Brain area found to be smaller in cocaine addicts
A part of the brain involved in both drug craving and judgment appears to be smaller in cocaine addicts than in healthy people, researchers have found.
Analyzing brain scans from 27 people addicted to cocaine and 27 healthy adults of the same age, the researchers found that in the drug abusers, a brain structure called the amygdala was smaller than normal.
Exactly what the finding means is not yet clear, but several pieces of evidence suggest that reduced volume in the amygdala may predispose a person to cocaine addiction, the study’s senior author told AMN Health.
The amygdala is a collection of nuclei in the brain involved in the processing of emotion. Brain-imaging studies have tied drug craving to activity in the amygdala, and recent research has also suggested that the brain structure aids in sizing up the potential negative outcomes of an action.
It’s such judgment that people with drug addiction typically lack, Dr. Hans C. Breiter of Massachusetts General Hospital in Boston noted in an interview with Reuters Health.
His team’s study, published in the November 18th issue of the journal Neuron, cannot answer the question of whether smaller amygdala volume is a contributor to or consequence of cocaine addiction, Breiter said.
However, he pointed to evidence that supports a causal role. For example, amygdala volume did not correspond with the level of a person’s drug abuse; cocaine users in the study had abused the drug for anywhere from one to 27 years, yet had similar reductions in amygdala size.

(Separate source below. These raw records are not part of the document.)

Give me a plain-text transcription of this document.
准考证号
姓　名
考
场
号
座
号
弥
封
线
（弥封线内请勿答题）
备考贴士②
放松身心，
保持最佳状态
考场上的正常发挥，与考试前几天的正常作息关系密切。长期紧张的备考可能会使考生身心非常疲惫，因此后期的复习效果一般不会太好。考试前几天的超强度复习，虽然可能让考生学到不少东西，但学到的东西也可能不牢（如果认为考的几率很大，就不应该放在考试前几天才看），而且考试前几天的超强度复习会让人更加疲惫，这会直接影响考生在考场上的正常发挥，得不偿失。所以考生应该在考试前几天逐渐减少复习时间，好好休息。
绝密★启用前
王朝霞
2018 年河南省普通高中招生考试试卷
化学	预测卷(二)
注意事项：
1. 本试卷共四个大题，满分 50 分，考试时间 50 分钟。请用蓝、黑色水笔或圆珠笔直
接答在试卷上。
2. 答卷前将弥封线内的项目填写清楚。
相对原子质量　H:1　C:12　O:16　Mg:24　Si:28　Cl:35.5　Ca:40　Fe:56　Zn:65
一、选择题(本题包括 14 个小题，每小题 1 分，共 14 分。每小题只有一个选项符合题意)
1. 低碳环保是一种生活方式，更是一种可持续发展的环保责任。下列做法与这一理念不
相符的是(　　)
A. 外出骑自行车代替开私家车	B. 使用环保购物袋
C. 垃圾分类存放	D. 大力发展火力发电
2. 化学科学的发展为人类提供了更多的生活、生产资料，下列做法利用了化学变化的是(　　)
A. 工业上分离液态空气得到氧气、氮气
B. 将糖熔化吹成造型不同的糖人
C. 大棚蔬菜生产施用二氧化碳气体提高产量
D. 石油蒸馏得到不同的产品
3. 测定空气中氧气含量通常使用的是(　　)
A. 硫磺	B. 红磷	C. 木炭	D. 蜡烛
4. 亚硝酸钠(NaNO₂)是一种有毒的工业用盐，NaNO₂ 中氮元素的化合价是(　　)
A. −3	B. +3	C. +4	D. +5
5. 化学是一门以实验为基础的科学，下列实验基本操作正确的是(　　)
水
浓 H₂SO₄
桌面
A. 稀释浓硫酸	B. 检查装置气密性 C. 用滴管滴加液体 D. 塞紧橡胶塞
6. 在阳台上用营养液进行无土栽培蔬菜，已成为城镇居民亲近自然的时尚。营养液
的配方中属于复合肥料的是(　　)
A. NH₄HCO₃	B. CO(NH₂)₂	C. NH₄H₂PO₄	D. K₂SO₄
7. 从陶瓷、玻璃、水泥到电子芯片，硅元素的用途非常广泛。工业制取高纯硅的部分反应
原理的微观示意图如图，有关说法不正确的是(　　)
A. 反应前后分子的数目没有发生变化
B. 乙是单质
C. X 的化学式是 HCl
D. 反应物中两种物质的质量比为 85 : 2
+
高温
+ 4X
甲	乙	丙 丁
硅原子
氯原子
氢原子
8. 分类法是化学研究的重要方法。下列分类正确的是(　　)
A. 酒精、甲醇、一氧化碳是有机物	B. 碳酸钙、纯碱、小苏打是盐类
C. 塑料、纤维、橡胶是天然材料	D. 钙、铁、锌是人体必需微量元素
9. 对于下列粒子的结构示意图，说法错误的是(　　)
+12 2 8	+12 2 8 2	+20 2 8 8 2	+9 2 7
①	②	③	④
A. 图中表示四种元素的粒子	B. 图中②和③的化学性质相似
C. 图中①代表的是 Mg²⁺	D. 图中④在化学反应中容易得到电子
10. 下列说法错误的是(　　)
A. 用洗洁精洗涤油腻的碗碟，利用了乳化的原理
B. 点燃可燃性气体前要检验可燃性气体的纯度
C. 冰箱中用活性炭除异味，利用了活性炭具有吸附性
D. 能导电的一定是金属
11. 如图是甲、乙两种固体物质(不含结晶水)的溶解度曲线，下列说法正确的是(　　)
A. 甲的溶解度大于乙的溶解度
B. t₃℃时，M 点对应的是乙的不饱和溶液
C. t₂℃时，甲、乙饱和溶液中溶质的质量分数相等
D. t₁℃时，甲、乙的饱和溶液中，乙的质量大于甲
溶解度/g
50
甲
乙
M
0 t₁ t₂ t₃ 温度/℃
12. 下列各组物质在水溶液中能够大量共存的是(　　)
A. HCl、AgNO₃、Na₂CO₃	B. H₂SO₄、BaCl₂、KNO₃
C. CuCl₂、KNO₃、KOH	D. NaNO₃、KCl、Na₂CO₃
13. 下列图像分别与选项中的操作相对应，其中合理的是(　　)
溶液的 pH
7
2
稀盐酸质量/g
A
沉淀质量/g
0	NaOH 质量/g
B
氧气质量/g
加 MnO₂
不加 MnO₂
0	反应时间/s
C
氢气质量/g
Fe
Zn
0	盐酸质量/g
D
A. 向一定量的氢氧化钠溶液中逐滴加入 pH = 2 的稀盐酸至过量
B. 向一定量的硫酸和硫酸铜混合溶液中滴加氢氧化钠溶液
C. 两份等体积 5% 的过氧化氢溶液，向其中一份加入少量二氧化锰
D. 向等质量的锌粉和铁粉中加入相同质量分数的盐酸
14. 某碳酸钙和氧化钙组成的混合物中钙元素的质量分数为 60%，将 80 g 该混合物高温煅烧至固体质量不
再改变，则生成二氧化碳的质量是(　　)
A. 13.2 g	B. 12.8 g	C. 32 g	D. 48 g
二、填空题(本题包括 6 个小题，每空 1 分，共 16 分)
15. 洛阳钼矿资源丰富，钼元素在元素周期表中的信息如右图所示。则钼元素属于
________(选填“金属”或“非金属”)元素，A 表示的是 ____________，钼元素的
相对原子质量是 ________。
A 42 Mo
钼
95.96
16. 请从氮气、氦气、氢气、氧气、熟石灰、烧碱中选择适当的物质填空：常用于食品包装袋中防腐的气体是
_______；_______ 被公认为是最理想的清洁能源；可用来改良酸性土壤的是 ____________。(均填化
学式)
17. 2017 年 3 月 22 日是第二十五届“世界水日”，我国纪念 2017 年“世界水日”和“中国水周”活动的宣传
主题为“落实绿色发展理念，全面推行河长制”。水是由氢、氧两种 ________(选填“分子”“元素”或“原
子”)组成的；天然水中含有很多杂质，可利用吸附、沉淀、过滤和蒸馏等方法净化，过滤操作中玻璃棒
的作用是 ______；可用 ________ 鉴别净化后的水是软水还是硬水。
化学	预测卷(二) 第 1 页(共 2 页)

In addition, Breiter explained, during normal development, the right-hemisphere amygdala becomes larger than the left. However, in these cocaine addicts, he said, “there was a loss of this asymmetry.”
It seems unlikely, the researcher noted, that drug abuse would have affected only one side of the brain in these individuals. Instead, he said, such a loss of asymmetry in the amygdala would seem to have genetic underpinnings.
But if a reduction in amygdala volume is involved in cocaine addiction, the implications would be great regardless of whether it’s a cause or effect, according to Breiter.
If even short-term cocaine abuse can cause such “dramatic” degenerative change in the brain, he said, that would highlight a prime danger of the drug.
On the other hand, if smaller amygdala volume raises a person’s vulnerability to cocaine addiction, then it offers a potential way to reveal that risk. According to Breiter, it might become possible for people with a family history of any forms of addiction to get a brain scan of the amygdala to see if they have this structural predisposition.
The fact that the amygdala appears to be involved in judging the potential pitfalls of an action may help explain how an abnormality in its structure could make a person susceptible to cocaine addiction, according to Breiter.
However, there is also the amygdala’s role in drug craving. An interesting finding, Breiter noted, was that “the smaller the amygdala was, the more they craved for cocaine.”
Whether the findings are unique to cocaine is not yet clear. The study is part of a larger project by Breiter and his colleagues that is using advanced brain imaging to find potentially inherited “markers” in the brain - such as differences in structure or nerve activity - that are associated with addiction and mood disorders such as depression.